Les bibliothèques spécialisées du XXIe siècle
Les techniques de management
Raymond Bérard
A l’invitation du Deutsches Bibliotheksinstitut (DBI), s’est tenu à Berlin, du 8 au 11 septembre 1998, un séminaire sur les techniques de management dans les bibliothèques spécialisées. Organisé dans le cadre du projet de nouvelle économie du livre de l’Union européenne, ce séminaire était axé sur l’évolution des techniques de management induite par l’utilisation des nouvelles technologies de l’information et de la communication.
Animé par Barbie E. Kaiser, consultante américaine habituée à intervenir pour d’importantes sociétés américaines (banques d’affaires et cabinets juridiques), il a réuni vingt participants, presque exclusivement germanophones : quinze Allemands, un Autrichien, un Suisse, un Danois, une Anglaise et un Français. Presque tous étaient issus du secteur public ou parapublic : organismes de recherche, chambre de commerce, universités. Ce séminaire de formation de formateurs (bien que seule l’École de bibliothécaires de Copenhague fût représentée) avait pour objectif de fournir aux participants les outils nécessaires à une meilleure gestion de leurs services passant par :
– l’acquisition des notions de management indispensables pour réussir au XXIe siècle : le mode actuel d’organisation permettra-t-il aux bibliothèques de remplir leur mission ? Comment déterminer les besoins du futur ? Comment se préparer à l’inconnu ?

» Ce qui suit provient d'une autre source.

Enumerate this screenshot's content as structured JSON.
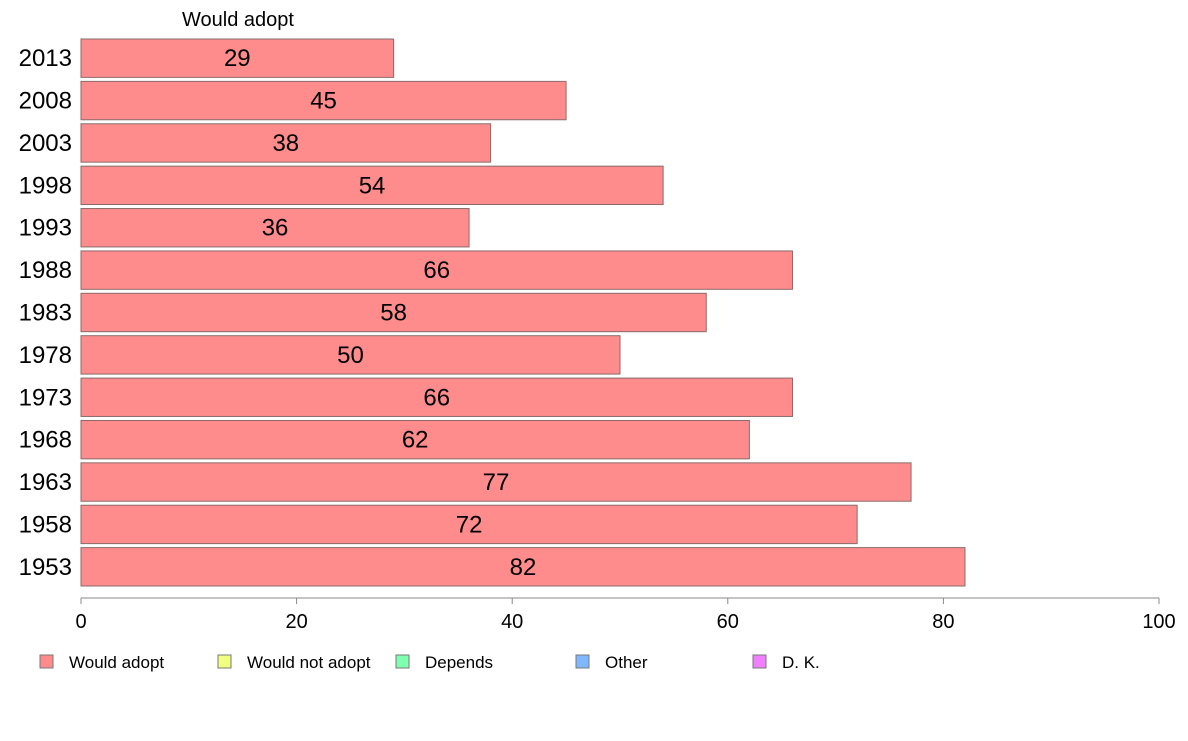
{
  "chart_data": {
    "type": "bar",
    "orientation": "horizontal",
    "title": "Would adopt",
    "categories": [
      "2013",
      "2008",
      "2003",
      "1998",
      "1993",
      "1988",
      "1983",
      "1978",
      "1973",
      "1968",
      "1963",
      "1958",
      "1953"
    ],
    "series": [
      {
        "name": "Would adopt",
        "color": "#ff8c8c",
        "values": [
          29,
          45,
          38,
          54,
          36,
          66,
          58,
          50,
          66,
          62,
          77,
          72,
          82
        ]
      }
    ],
    "data_labels": [
      "29",
      "45",
      "38",
      "54",
      "36",
      "66",
      "58",
      "50",
      "66",
      "62",
      "77",
      "72",
      "82"
    ],
    "xlim": [
      0,
      100
    ],
    "x_ticks": [
      "0",
      "20",
      "40",
      "60",
      "80",
      "100"
    ],
    "xlabel": "",
    "ylabel": "",
    "grid": false,
    "legend_position": "bottom",
    "legend": [
      {
        "label": "Would adopt",
        "color": "#ff8c8c"
      },
      {
        "label": "Would not adopt",
        "color": "#f0ff80"
      },
      {
        "label": "Depends",
        "color": "#80ffb0"
      },
      {
        "label": "Other",
        "color": "#80b8ff"
      },
      {
        "label": "D. K.",
        "color": "#f080ff"
      }
    ]
  }
}
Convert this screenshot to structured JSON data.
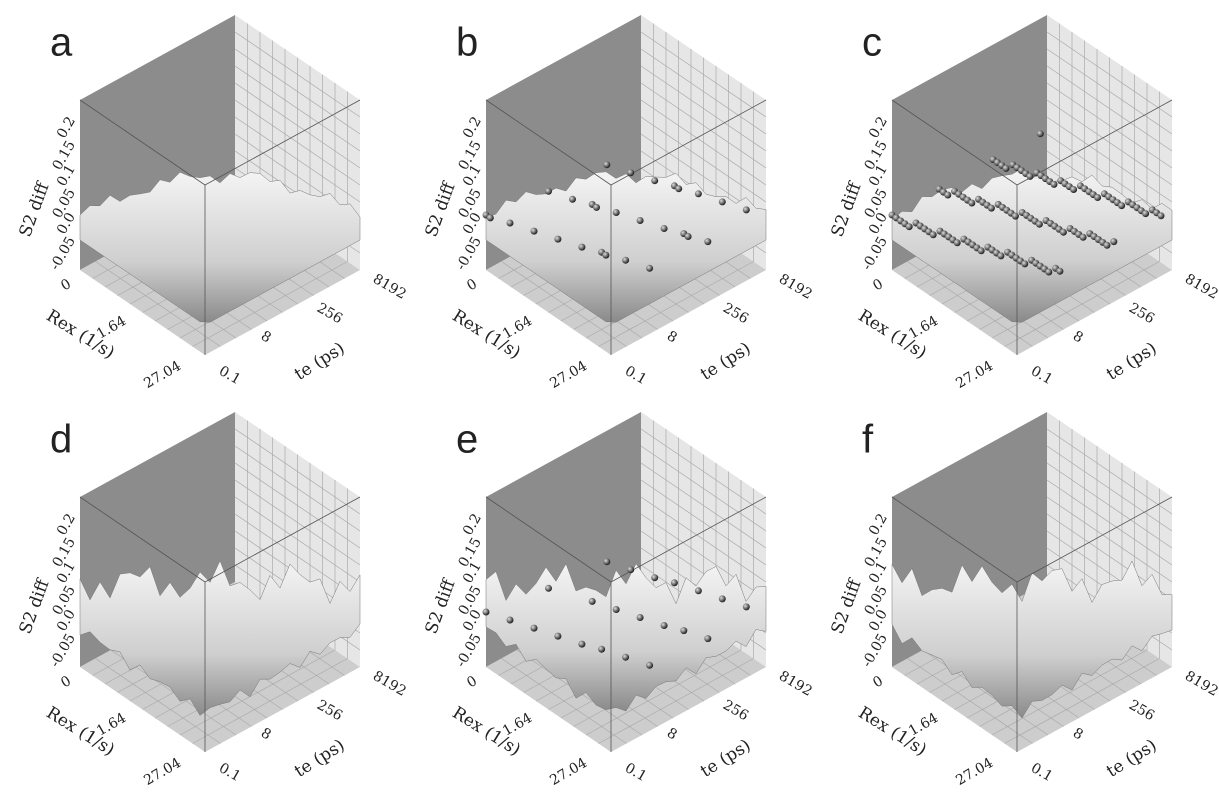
{
  "panels": [
    {
      "label": "a",
      "z_axis": {
        "title": "S2 diff",
        "ticks": [
          "0.2",
          "0.15",
          "0.1",
          "0.05",
          "0.0",
          "-0.05"
        ]
      },
      "rex_axis": {
        "title": "Rex (1/s)",
        "ticks": [
          "0",
          "1.64",
          "27.04"
        ]
      },
      "te_axis": {
        "title": "te (ps)",
        "ticks": [
          "0.1",
          "8",
          "256",
          "8192"
        ]
      }
    },
    {
      "label": "b",
      "z_axis": {
        "title": "S2 diff",
        "ticks": [
          "0.2",
          "0.15",
          "0.1",
          "0.05",
          "0.0",
          "-0.05"
        ]
      },
      "rex_axis": {
        "title": "Rex (1/s)",
        "ticks": [
          "0",
          "1.64",
          "27.04"
        ]
      },
      "te_axis": {
        "title": "te (ps)",
        "ticks": [
          "0.1",
          "8",
          "256",
          "8192"
        ]
      }
    },
    {
      "label": "c",
      "z_axis": {
        "title": "S2 diff",
        "ticks": [
          "0.2",
          "0.15",
          "0.1",
          "0.05",
          "0.0",
          "-0.05"
        ]
      },
      "rex_axis": {
        "title": "Rex (1/s)",
        "ticks": [
          "0",
          "1.64",
          "27.04"
        ]
      },
      "te_axis": {
        "title": "te (ps)",
        "ticks": [
          "0.1",
          "8",
          "256",
          "8192"
        ]
      }
    },
    {
      "label": "d",
      "z_axis": {
        "title": "S2 diff",
        "ticks": [
          "0.2",
          "0.15",
          "0.1",
          "0.05",
          "0.0",
          "-0.05"
        ]
      },
      "rex_axis": {
        "title": "Rex (1/s)",
        "ticks": [
          "0",
          "1.64",
          "27.04"
        ]
      },
      "te_axis": {
        "title": "te (ps)",
        "ticks": [
          "0.1",
          "8",
          "256",
          "8192"
        ]
      }
    },
    {
      "label": "e",
      "z_axis": {
        "title": "S2 diff",
        "ticks": [
          "0.2",
          "0.15",
          "0.1",
          "0.05",
          "0.0",
          "-0.05"
        ]
      },
      "rex_axis": {
        "title": "Rex (1/s)",
        "ticks": [
          "0",
          "1.64",
          "27.04"
        ]
      },
      "te_axis": {
        "title": "te (ps)",
        "ticks": [
          "0.1",
          "8",
          "256",
          "8192"
        ]
      }
    },
    {
      "label": "f",
      "z_axis": {
        "title": "S2 diff",
        "ticks": [
          "0.2",
          "0.15",
          "0.1",
          "0.05",
          "0.0",
          "-0.05"
        ]
      },
      "rex_axis": {
        "title": "Rex (1/s)",
        "ticks": [
          "0",
          "1.64",
          "27.04"
        ]
      },
      "te_axis": {
        "title": "te (ps)",
        "ticks": [
          "0.1",
          "8",
          "256",
          "8192"
        ]
      }
    }
  ]
}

– l’analyse des activités de leurs unités documentaires et la recherche de solutions économiques pour améliorer les produits et services offerts ;
– l’accroissement de leur participation aux projets de leurs organisations par une nouvelle perception de ce que leurs unités documentaires peuvent/doivent accomplir ;
– la mise en place d’outils permettant au personnel de s’épanouir ;
– l’optimisation de la productivité de leur clientèle en créant un environnement où l’information recherchée lui est fournie sans à-coups.
Un programme sans doute alléchant, mais peut-être trop ambitieux : en quatre jours ont été abordés tour à tour les modes d’organisation (comment provoquer le changement et évoluer de la notion d’usager à celle de client), la conception de produits documentaires adaptés aux besoins du XXIe siècle, la motivation du personnel, et enfin, les nouvelles approches du marketing et de la commercialisation des produits documentaires.
Un thème aussi vaste ne permettait guère d’aller au-delà des généralités. Faute de travail en ateliers, le séminaire s’est réduit à un cours magistral sans qu’une véritable dynamique ait réellement pu s’établir dans le groupe. Faible participation, absence de cohésion du groupe : l’animatrice semble avoir eu du mal à adapter son propos à des participants de niveau très hétérogène dont, en outre, plusieurs dominaient mal la langue anglaise.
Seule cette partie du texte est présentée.